In keeping with the objectives of promoting prudent practices and a transparent regulatory framework, OSFI regularly provides guidance to plan administrators on the legislative requirements and OSFI’s expectations. In July 2012, OSFI issued the finalized Instruction Guide for Authorization of Amendments Reducing Benefits in Defined Benefit Pension Plans. Additionally, OSFI released a revised Instruction Guide for the Preparation of Actuarial Reports for Defined Benefit Pension Plans in January 2013.
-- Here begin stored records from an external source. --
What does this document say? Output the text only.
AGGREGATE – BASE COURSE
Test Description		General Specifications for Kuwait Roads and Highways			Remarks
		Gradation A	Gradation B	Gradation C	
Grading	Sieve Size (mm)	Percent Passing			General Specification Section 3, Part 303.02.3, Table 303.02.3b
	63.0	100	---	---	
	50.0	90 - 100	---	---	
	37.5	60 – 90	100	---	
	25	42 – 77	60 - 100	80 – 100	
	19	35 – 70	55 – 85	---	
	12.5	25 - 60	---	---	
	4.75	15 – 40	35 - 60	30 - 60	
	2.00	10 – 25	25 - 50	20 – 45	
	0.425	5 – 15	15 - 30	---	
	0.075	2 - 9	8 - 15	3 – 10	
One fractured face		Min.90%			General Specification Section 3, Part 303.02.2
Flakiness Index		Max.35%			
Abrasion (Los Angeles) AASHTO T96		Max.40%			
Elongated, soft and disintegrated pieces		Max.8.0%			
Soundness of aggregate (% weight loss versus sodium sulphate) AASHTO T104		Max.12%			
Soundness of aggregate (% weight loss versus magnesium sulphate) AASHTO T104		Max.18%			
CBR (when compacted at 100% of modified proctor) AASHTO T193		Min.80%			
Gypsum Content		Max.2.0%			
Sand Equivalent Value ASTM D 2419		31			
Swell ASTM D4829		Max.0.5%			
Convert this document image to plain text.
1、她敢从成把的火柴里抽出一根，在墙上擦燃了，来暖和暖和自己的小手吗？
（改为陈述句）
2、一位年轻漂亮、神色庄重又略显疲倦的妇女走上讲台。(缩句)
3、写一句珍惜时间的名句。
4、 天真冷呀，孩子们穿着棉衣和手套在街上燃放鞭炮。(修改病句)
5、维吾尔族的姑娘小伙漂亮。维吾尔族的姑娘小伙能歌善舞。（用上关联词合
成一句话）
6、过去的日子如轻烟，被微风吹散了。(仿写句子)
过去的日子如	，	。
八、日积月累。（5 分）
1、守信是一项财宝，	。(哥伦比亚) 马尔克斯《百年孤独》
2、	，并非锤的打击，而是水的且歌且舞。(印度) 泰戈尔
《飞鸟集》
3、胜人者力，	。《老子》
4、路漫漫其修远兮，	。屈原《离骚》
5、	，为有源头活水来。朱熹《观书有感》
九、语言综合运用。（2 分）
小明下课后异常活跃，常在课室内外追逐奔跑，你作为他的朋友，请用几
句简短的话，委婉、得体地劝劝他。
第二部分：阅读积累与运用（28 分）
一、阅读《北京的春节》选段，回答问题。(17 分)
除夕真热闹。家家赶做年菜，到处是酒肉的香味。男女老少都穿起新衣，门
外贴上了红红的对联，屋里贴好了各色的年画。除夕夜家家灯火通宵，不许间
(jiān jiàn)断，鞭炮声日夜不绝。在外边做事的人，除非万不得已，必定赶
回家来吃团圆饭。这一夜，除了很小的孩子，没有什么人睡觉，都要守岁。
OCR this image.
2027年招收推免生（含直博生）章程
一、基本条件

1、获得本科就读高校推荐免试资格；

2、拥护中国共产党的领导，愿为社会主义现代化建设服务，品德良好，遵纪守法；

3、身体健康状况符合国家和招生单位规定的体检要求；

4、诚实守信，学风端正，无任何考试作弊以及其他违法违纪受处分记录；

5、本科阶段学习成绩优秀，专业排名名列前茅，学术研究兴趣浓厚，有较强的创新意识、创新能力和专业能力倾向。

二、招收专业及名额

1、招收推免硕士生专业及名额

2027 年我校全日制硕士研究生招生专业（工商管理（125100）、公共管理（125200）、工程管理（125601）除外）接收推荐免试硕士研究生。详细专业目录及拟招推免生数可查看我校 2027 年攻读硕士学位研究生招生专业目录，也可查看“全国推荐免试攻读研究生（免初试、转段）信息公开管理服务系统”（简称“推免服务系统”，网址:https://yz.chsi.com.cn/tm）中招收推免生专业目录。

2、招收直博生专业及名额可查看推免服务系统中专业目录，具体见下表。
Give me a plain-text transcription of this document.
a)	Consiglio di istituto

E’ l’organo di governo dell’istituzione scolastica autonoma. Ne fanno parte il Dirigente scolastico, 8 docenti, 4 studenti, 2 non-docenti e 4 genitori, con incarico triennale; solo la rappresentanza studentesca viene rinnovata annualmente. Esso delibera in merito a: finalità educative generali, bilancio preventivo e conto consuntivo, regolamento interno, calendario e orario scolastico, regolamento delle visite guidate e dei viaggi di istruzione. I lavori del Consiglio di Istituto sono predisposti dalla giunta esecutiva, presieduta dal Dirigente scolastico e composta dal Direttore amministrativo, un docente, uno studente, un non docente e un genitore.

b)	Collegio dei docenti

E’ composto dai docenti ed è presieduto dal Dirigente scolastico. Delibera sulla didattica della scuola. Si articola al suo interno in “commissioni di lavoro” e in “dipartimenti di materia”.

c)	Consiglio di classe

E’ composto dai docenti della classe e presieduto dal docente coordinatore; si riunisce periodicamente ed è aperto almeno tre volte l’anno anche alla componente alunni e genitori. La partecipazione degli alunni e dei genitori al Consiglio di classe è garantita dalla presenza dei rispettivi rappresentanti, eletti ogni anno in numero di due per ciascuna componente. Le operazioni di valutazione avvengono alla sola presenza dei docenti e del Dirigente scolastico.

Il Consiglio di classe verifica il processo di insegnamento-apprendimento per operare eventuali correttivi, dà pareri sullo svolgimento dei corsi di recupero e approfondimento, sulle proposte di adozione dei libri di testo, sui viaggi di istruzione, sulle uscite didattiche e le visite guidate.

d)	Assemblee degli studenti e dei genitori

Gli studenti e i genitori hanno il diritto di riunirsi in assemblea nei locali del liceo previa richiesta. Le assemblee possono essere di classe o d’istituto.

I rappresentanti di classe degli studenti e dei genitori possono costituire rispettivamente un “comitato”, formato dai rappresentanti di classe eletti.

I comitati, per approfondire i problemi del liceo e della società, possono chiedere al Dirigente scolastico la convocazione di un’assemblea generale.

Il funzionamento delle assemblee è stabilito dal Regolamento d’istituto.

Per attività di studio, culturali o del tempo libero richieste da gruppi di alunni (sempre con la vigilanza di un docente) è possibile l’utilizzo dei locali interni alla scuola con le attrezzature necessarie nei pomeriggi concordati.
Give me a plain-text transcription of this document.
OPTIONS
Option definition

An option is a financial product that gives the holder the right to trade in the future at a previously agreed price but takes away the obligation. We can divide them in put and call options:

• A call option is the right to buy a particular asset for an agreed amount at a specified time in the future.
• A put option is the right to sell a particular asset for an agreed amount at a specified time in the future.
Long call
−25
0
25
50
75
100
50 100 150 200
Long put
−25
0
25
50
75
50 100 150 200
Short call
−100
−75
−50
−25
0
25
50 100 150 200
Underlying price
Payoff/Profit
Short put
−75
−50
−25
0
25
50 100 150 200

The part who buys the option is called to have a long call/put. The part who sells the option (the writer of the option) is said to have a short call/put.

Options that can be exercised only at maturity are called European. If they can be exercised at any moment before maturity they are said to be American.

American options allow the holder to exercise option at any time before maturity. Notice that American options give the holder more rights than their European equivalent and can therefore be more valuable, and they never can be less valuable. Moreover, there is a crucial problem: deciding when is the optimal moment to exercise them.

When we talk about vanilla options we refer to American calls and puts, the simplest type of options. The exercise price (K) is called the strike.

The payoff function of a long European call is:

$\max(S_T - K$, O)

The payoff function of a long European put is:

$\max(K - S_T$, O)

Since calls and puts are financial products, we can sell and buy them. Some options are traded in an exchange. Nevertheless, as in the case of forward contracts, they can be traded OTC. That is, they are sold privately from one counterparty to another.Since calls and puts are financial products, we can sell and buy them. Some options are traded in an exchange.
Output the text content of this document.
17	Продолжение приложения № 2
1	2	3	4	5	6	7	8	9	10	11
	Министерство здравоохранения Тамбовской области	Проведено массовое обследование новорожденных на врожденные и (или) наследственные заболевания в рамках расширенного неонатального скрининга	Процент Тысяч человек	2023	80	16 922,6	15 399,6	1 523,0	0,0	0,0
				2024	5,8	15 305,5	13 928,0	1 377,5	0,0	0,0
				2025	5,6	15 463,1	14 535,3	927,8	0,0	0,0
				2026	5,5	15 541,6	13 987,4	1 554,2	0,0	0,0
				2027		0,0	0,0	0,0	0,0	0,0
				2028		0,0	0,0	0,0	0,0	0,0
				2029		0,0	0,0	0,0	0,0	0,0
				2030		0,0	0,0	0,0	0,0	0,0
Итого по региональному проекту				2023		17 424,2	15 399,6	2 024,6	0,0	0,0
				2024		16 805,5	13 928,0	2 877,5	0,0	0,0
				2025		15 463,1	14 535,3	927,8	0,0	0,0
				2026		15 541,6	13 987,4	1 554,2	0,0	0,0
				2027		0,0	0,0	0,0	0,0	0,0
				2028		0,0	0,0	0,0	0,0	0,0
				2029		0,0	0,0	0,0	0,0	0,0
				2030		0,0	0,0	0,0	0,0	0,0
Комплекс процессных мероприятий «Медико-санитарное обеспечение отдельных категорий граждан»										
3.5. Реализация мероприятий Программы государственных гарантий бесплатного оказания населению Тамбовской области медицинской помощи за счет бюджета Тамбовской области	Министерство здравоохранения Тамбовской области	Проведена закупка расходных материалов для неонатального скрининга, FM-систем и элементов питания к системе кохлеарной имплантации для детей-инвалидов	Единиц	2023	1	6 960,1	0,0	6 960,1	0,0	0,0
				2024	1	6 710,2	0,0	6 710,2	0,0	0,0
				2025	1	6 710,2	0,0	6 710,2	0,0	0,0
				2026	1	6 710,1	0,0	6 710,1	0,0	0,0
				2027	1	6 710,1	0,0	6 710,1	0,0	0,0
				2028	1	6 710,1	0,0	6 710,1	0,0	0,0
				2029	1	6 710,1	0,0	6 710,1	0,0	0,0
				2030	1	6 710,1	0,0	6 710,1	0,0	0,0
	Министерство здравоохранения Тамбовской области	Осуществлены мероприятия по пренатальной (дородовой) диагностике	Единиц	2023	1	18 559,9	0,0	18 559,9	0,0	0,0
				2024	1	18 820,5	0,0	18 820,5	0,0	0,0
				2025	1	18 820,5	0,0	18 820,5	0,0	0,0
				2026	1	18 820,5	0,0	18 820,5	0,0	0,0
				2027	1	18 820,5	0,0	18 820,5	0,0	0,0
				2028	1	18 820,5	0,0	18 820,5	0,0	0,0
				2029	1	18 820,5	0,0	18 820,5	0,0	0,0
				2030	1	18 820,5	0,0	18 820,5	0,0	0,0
OSFI is a member of the Canadian Association of Pension Supervisory Authorities (CAPSA) — a forum for discussing common issues faced by federal and provincial pension plan supervisory authorities — and an active contributor to many of its initiatives. In 2012-2013, CAPSA published the draft Defined Contribution Pension Plans Guideline.

InfoPensions

OSFI published its bi-annual newsletter InfoPensions, which includes announcements, policy interpretations and reminders on issues relevant to federally regulated private pension plans and their stakeholders. In 2012, OSFI conducted a survey of InfoPensions readers to gauge their satisfaction with it and to seek their suggestions for how to improve, and increase stakeholders’ awareness of, the newsletter.

Approvals

Federally regulated private pension plans are required to seek approval from OSFI for different types of transactions affecting pension plans, including plan registrations and terminations, asset transfers between registered defined benefit (DB) pension plans, refunds of surplus, or reduction of benefits. During 2012-2013, the number of transactions requiring approval increased significantly. OSFI processed 55 applications for approval and received 77 new requests, compared to 60 processed applications and 54 new requests in 2011-2012. Eighteen new plans were registered with OSFI in 2012-2013 (4 defined benefit plans and 14 defined contribution plans), while 21 plans applied for plan termination (12 defined benefit plans and 9 defined contribution plans).

Figure 6
Asset Breakdown* of Pension Plans Regulated by OSFI
($ millions) 2011 2012
Cash $570 0.4% $1,159 0.8%
Debt Securities        
Short Term Notes, Other Term Deposits 4,535 3.2% 4,812 3.1%
Government Bonds 36,852 25.8% 39,617 25.5%
Corporate Bonds 11,320 8.0% 12,010 7.8%
Mutual Funds - Bonds, Cash Equivalent & Mortgage 9,752 6.9% 10,530 6.8%
Mortgage Loans 709 0.5% 627 0.4%
General Fund of an Insurer 162 0.1% 172 0.1%
Total Debt Securities 63,330 44.5% 67,768 43.7%
Equity        
Shares in Investment, Real Estate or Resource Corporation 4,083 2.9% 4,422 2.9%
Common and Preferred Shares 42,704 30.0% 45,825 29.5%
Stock Mutual Funds 14,424 10.1% 16,496 10.6%
Real Estate Mutual Funds 996 0.7% 1,103 0.7%
Real Estate 2,256 1.6% 2,647 1.7%
Total Equity 64,463 45.3% 70,493 45.4%
Diversified and Other Investments        
Balanced Mutual Funds 5,748 4.0% 6,220 4.0%
Segregated Funds 2,548 1.8% 2,702 1.7%
Hedge Funds 1,602 1.1% 2,301 1.5%
Private Equity 722 0.5% 776 0.5%
Infrastructure 1,443 1.0% 1,855 1.2%
Miscellaneous Investments 4,122 2.9% 5,243 3.4%
Total Diversified and Other Investments 16,185 11.4% 19,097 12.3%
Other Accounts Receivables (net of liabilities) (2,374) -1.7% (3,372) -2.2%
TOTAL NET ASSETS 142,174 100.0% 155,145 100.0%

* Represents asset distribution as reported in the financial statements of pension plans during respective years.